A throwback to five of his biggest hits:
For lovin’ me (1966): It’s pushed along by his stout acoustic guitar strumming and David Rea’s sleek fingerpicking accents, which reinforce the lyrics’ hauteur. ‘Everything you have is gone’, Lightfoot tells the woman he’s leaving. ‘That’s what you get for lovin’ me’, he continues. Her broken heart will eventually mend, he suggests as he sings ‘I just might pass this way again’. He later felt embarrassment about the song, and said, “I didn’t know what chauvinism was.”
Black day in July (1968): The controversial track describes the July 1967 uprisings in Detroit in the US when Black residents protested police abuse. The song is full of irony, scorn and bafflement (‘The soul of Motor City is feared across the land’) and most radio stations refused to play it.

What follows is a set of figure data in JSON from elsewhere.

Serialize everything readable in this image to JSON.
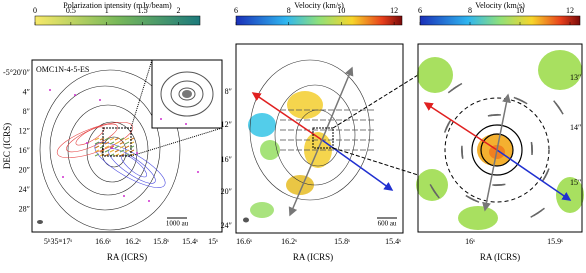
{
  "panels": [
    {
      "colorbar": {
        "label": "Polarization intensity (mJy/beam)",
        "range": [
          0,
          2.3
        ],
        "ticks": [
          0,
          0.5,
          1,
          1.5,
          2
        ]
      },
      "source_label": "OMC1N-4-5-ES",
      "y_ticks": [
        "-5°20′0″",
        "4″",
        "8″",
        "12″",
        "16″",
        "20″",
        "24″",
        "28″"
      ],
      "x_ticks": [
        "5ʰ35ᵐ17ˢ",
        "16.6ˢ",
        "16.2ˢ",
        "15.8ˢ",
        "15.4ˢ",
        "15ˢ"
      ],
      "x_label": "RA (ICRS)",
      "y_label": "DEC (ICRS)",
      "scale_bar": "1000 au"
    },
    {
      "colorbar": {
        "label": "Velocity (km/s)",
        "range": [
          6,
          12.3
        ],
        "ticks": [
          6,
          8,
          10,
          12
        ]
      },
      "y_ticks": [
        "8″",
        "12″",
        "16″",
        "20″",
        "24″"
      ],
      "x_ticks": [
        "16.6ˢ",
        "16.2ˢ",
        "15.8ˢ",
        "15.4ˢ"
      ],
      "x_label": "RA (ICRS)",
      "scale_bar": "600 au"
    },
    {
      "colorbar": {
        "label": "Velocity (km/s)",
        "range": [
          6,
          12.4
        ],
        "ticks": [
          6,
          8,
          10,
          12
        ]
      },
      "y_ticks": [
        "13″",
        "14″",
        "15″"
      ],
      "x_ticks": [
        "16ˢ",
        "15.9ˢ"
      ],
      "x_label": "RA (ICRS)"
    }
  ]
}
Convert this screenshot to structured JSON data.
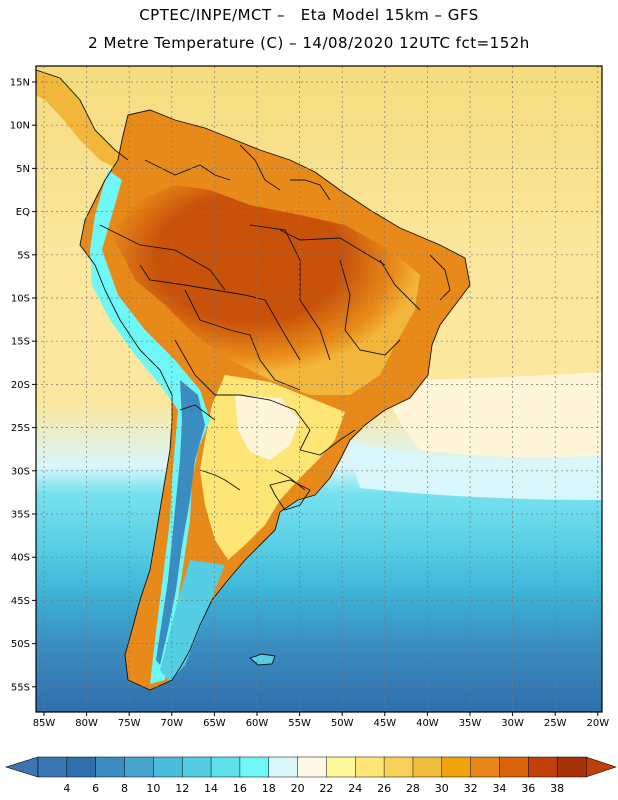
{
  "title_line1": "CPTEC/INPE/MCT –   Eta Model 15km – GFS",
  "title_line2": "2 Metre Temperature (C) – 14/08/2020 12UTC fct=152h",
  "lat_labels": [
    "15N",
    "10N",
    "5N",
    "EQ",
    "5S",
    "10S",
    "15S",
    "20S",
    "25S",
    "30S",
    "35S",
    "40S",
    "45S",
    "50S",
    "55S"
  ],
  "lon_labels": [
    "85W",
    "80W",
    "75W",
    "70W",
    "65W",
    "60W",
    "55W",
    "50W",
    "45W",
    "40W",
    "35W",
    "30W",
    "25W",
    "20W"
  ],
  "colorbar": {
    "labels": [
      "4",
      "6",
      "8",
      "10",
      "12",
      "14",
      "16",
      "18",
      "20",
      "22",
      "24",
      "26",
      "28",
      "30",
      "32",
      "34",
      "36",
      "38"
    ],
    "colors": [
      "#3b76b3",
      "#2f6fad",
      "#3b8cc0",
      "#45a5cf",
      "#4bbcdc",
      "#55cde3",
      "#5fe0ea",
      "#6ff6f6",
      "#d9f6fb",
      "#fff8e6",
      "#fff89a",
      "#fde675",
      "#f7d05a",
      "#f0bc3c",
      "#efa40e",
      "#e8861a",
      "#d9620a",
      "#c1400a",
      "#a83208"
    ],
    "left_arrow_color": "#3b76b3",
    "right_arrow_color": "#c1400a"
  },
  "map_colors": {
    "ocean_north": "#f6dc7e",
    "ocean_mid": "#fbe79d",
    "ocean_pale": "#fff5d9",
    "ocean_cold1": "#d9f6fb",
    "ocean_cold2": "#78e2ef",
    "ocean_cold3": "#55cde3",
    "ocean_cold4": "#3bb2d6",
    "ocean_cold5": "#3b8cc0",
    "ocean_cold6": "#2f6fad",
    "land_hot": "#c9520a",
    "land_warm": "#e88a1a",
    "land_mild": "#f2b63a",
    "land_cool": "#fde675",
    "andes": "#6ff6f6",
    "andes_deep": "#3b8cc0",
    "patagonia": "#55cde3",
    "border": "#111111"
  }
}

If you could read my mind (1970): Lightfoot’s commercial breakthrough is also his masterpiece. The lyrics, inspired by his impending divorce, range from poetic to stark, until he reaches the stoic summary: ‘Stories always end’. The melody inspired Duran Duran’s ‘Save a Prayer’, and the song has been covered by a who’s who of singers, including Barbra Streisand, Johnny Cash and Neil Young — and, almost, by Frank Sinatra, who tried to record it but gave up, declaring it “too long”.
Rainy day people (1975): The chords and lyrics call to mind Jimmy Webb, as Lightfoot, with his usual precise elocution, celebrates the way loyal friendships give succour to “high-stepping strutters who land in the gutters.”
The wreck of the Edmund Fitzgerald (1976): His best-known song is one of the most unlikely pop hits: a six-and-a-half minute folk ballad about a freighter that sank in Lake Superior in north America a year earlier, killing 29 crew members. Rock band NRBQ sometimes played a slow, out-of-tune cover of the song, and if the audience didn’t like it, it would play it a second time as well.